Earlier this fall, Cardano and Solana were lapping up the attention, as the two “Ethereum killers” battled for spots on the cryptocurrency leaderboard. Now, Polkadot‘s DOT coin is throwing elbows to get to the front.
The price of DOT rose 25% over 24 hours—part of a 36% gain over the last week—to zoom past $42 today. That’s the most expensive the asset has been since May, when it reached an all-time high of $49.35, according to CoinGecko. As of publication, the price sits at $41.50.
It’s probably not a coincidence that, after five years of development from Parity Technologies (the engineering team behind Polkadot), the project announced yesterday it was ready to launch what it calls “parachains.” The Polkadot leadership group subsequently voted to begin auctions for parachain slots starting November 11.
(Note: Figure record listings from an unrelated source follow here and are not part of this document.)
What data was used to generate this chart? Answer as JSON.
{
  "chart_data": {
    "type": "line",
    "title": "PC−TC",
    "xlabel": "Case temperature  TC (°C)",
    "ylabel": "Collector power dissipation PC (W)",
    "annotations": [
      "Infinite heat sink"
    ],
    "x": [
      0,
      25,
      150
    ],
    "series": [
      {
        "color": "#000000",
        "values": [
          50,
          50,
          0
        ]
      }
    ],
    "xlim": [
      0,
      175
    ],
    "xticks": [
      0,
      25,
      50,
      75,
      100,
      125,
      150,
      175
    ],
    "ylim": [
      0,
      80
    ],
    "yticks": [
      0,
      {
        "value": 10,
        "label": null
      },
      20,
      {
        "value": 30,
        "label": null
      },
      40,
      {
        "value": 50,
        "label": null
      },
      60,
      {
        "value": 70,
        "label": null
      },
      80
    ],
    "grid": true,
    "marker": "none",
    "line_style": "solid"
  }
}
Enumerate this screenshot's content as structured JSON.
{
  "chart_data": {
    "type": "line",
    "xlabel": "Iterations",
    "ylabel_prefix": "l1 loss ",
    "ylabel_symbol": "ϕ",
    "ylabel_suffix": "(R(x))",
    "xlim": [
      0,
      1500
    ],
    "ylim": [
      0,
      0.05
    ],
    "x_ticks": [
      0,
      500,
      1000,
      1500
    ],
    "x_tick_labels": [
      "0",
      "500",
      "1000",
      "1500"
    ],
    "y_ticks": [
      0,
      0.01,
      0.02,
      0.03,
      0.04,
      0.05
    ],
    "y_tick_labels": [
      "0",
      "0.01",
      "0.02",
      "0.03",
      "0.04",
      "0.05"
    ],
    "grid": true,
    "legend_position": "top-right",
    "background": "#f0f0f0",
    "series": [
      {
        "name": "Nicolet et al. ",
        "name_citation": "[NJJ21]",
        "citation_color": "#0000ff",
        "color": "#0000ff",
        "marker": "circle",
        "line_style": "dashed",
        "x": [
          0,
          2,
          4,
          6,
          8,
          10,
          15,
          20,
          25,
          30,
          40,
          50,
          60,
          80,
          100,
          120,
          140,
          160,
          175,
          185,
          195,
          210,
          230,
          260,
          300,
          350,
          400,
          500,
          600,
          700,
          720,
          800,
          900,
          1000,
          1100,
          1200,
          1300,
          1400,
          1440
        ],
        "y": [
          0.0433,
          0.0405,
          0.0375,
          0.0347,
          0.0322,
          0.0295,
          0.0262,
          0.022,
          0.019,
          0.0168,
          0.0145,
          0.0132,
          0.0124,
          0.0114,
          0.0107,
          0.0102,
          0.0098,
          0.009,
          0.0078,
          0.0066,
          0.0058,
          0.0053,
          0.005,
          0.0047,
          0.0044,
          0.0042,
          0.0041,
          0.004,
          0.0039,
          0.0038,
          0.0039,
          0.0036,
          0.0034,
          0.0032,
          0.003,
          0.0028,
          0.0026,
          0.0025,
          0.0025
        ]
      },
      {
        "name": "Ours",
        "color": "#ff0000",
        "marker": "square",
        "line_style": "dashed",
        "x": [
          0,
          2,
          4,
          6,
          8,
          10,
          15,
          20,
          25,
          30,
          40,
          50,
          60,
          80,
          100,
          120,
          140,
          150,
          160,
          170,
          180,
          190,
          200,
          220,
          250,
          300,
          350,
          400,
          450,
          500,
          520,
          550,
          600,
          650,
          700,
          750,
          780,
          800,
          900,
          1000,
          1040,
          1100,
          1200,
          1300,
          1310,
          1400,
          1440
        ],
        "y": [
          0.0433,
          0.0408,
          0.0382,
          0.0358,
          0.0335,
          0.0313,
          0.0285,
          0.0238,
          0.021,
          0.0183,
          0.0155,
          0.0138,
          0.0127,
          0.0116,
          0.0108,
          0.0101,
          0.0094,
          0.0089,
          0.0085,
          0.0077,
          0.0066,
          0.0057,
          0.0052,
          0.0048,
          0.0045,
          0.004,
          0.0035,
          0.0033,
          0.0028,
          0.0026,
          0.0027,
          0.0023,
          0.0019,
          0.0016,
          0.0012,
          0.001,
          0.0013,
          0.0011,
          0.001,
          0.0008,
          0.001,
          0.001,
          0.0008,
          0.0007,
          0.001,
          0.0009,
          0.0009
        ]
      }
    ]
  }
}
Parachains are their own blockchains that run alongside the main network, using it for security and to validate transactions. Polkadot, then, is all about blockchain interoperability, with an eye toward increasing the number of transactions a network can process.
5 years after the vision of a heterogeneous multichain framework was first outlined in the Polkadot Whitepaper, parachains are now ready to launch on Polkadot. Motion 118, to schedule the first auctions, has passed council & now gone to public referendum.https://t.co/8pt3aT4vO3
— Polkadot (@Polkadot) October 13, 2021
DOT is a governance token that gives its holders voting rights, and users can also “stake” DOT to the network to make it more secure. Crucially, holders need DOT to create new parachains. That, of course, increases demand for DOT from those looking to launch on the network.
“Today’s council motion to begin the rollout of parachains on Polkadot is a huge step forward for the industry,” Peter Mauric, head of public affairs for Parity Technologies, told Decrypt. “As the only layer-zero protocol in blockchain, Polkadot is designed to disrupt the entire layer-one landscape in the coming years by dramatically reducing the overhead required to secure and connect layer ones in the form of parachains.”
Layers, in crypto parlance, typically refer to the levels built atop a blockchain. Layer 2 technologies, such as Lightning for Bitcoin or Polygon for Ethereum, help process transactions more quickly by taking some of the burden off the (layer 1) blockchain. “Layer 0,” by contrast, increases efficiency by bundling together various blockchains.
Polkadot is the brainchild of Ethereum co-founder Gavin Wood and Robert Habermeier, both of whom play key development roles at Parity. Up until 2019, Parity was still splitting time between Ethereum and Polkadot. But after running the second-largest Ethereum client for years, it chose to hand over the codebase to a decentralized autonomous organization that December and turn its attention to Polkadot full time.
In May, Polkadot made parachains available on its experimental Kusama network, a sort of testnet for Polkadot features that has its own token, KSM, with a $3 billion market cap. Within a few days, the price of DOT plummeted by more than one-third. DOT holders are hoping that today’s price boost—and the emergence of parachains on the main network—holds.